When is $\{x\}=\frac{1}{x}$?

Question

Let $\{x\}$ denote the fractional part of $x$. For example, $\{1.23\}=0.23$. I’m looking for positive real solutions to $\{x\}=\frac{1}{x}$. Right off the bat, I recognised that $\phi=\frac{1+\sqrt5}{2}$ is a solution, as $\phi-1=\frac{1}{\phi}$. I tried Wolfram Alpha, and it displays a few solutions before the page fully loads in, but after the page loads fully, the only solution it displays is $x\approx-12.0827625302982$. $\phi$ is one of the solutions Wolfram Alpha displays before the page loads in.

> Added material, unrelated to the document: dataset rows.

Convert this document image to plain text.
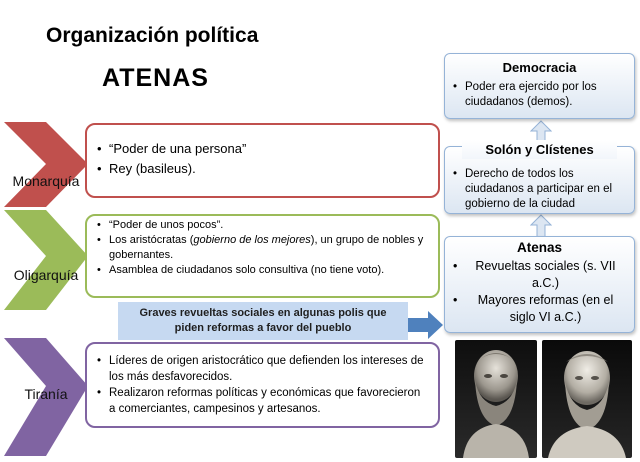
Organización política
ATENAS
Monarquía
Oligarquía
Tiranía
• “Poder de una persona”
• Rey (basileus).
• “Poder de unos pocos”.
• Los aristócratas (gobierno de los mejores), un grupo de nobles y gobernantes.
• Asamblea de ciudadanos solo consultiva (no tiene voto).
Graves revueltas sociales en algunas polis que piden reformas a favor del pueblo
• Líderes de origen aristocrático que defienden los intereses de los más desfavorecidos.
• Realizaron reformas políticas y económicas que favorecieron a comerciantes, campesinos y artesanos.
Democracia
• Poder era ejercido por los ciudadanos (demos).
• Derecho de todos los ciudadanos a participar en el gobierno de la ciudad
Solón y Clístenes
Atenas
• Revueltas sociales (s. VII a.C.)
• Mayores reformas (en el siglo VI a.C.)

Does anyone know what the other solutions are, and how to find them?

Answer 1

Simply from the graph of $\frac1x$ and $\{x\}$, it should be clear that, on every interval $(n, n+1]$ for $n\in\mathbb N$, there is exactly one solution to the equation $\frac1x = \{x\}$. *

Now, let's focus on one of those intervals. On that interval, we can write $x$ as $x=n + \{x\}$ for some $n$, then you see that in order for $\{x\} = \frac1x$ to hold, the following must hold:

$$\{x\} = \frac1x\\ x-n = \frac 1x\\ x^2-nx - 1 = 0.$$

---

* in fact, this statement can quite easily be shown to be true. For $n=1$, equality is achieved at $x=\phi$, as you showed. For $n\geq 2$, the equality is achieved somewhere inside the interval $[n, n+\frac12]$:

Let $f(x)=\frac1x$ and $g(x)=\{x\}$. Note that $f$ is a decreasing function on $(n,n+1)$, with $\frac{1}{n}>f(x)>\frac{1}{n+1}$ for all $x\in (n,n+1)$. Also, note that $g(n) = 0 < f(n)$, and $g(n+\frac12) = \frac12 > f(x)$. Also note that on $[n,n+\frac12]$, the functions $f$ and $g$ are continuous, so by the bisection theorem, they must intersect.